We start with a basic situation where nodes in the graph are clustered based on the dissimilarities and propose a new c-partition clustering approach named Median Evidential C-Means (MECM) algorithm.

This approach extends the median clustering methods in the framework of belief function theory. Moreover, a community detection scheme based on MECM is presented. The proposed approach could provide credal partitions for data sets with only known dissimilarities. The dissimilarity measure could be neither symmetric nor fulfilling any metric requirements. It is only required to be of intuitive meaning. Thus it expands application scope of credal partitions. In addition, some practical issues about how to apply the method into community detection problems such as how to determine the initial prototypes and the optimum community number in the sense of credal partitions are discussed. This makes the approach appropriate for graph partitions and enables us to gain a better understanding of the analysed networks, especially for the uncertain and imprecise structures.

In MECM, one single representative object in the original data set is used to describe each of the individual classes. However, in some cases the way of using only one node to describe a community may not be sufficient enough. In order to capture various aspects of the community structures, more members rather than one should be referred as the prototypes of an individual group. Motivated by this idea, a imilarity-based Multiple Prototype (SMP) community detection approach is proposed. The centrality values are used as the criterion to select multiple prototypes to characterize each community. The prototype weights are derived to describe the degree of representativeness of objects for their own communities. Then the similarity

between each node and community is defined, and the nodes are partitioned into divided communities according to these similarities. Crisp and fuzzy partitions could be obtained by the application of SMP.

Following, we extend SMP in the framework of belief functions to get credal partitions so that we can gain a better understanding of the data structure. The prototype weights are incorporate into the objective function of evidential clustering.

The mass membership and the prototype weights could be updated alternatively during the optimization process. In this case, each cluster could be described using multiple weighted prototypes. As we will show, the prototype weights could also provide us some useful information for structure analysis of the data sets.

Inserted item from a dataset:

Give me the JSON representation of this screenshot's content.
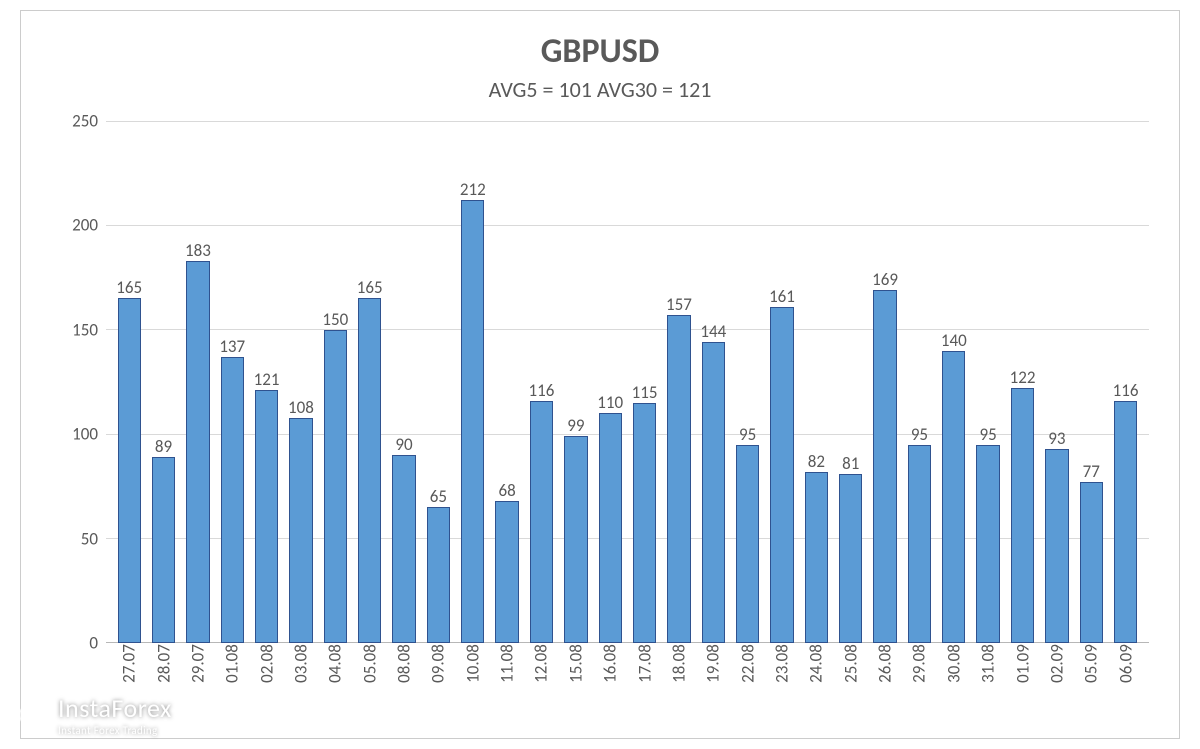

With the increasing size of social networks in real world, community detection approaches should be fast. The Label Propagation Algorithm (LPA) is known to be one of the near-linear solutions and benefits of easy implementation, thus it forms a good basis for efficient community detection methods. We extend the original update rule and propagation criterion of LPA in the framework of belief functions. A new community detection approach, called Semi-supervised Evidential Label Propagation (SELP), is proposed as an enhanced version of the conventional LPA. One of the advantages of SELP is that it can take use of the available prior knowledge about the community labels of some individuals. This is very common in real practice. For instance, in the co-authorship network, some domain experts are very easy to be labeled as their research interests

are well-known to everyone. In SELP, the nodes are divided into two parts. One contains the labeled nodes, and the other includes the unlabeled ones. The community labels are propagated from the labeled nodes to the unlabeled ones step by step according to the proposed evidential label propagation rule.

The performance of the proposed approaches is evaluated using benchmark graph data sets and generated graphs. Our experimental results illustrate the effectiveness of the proposed clustering algorithms and community detection approaches.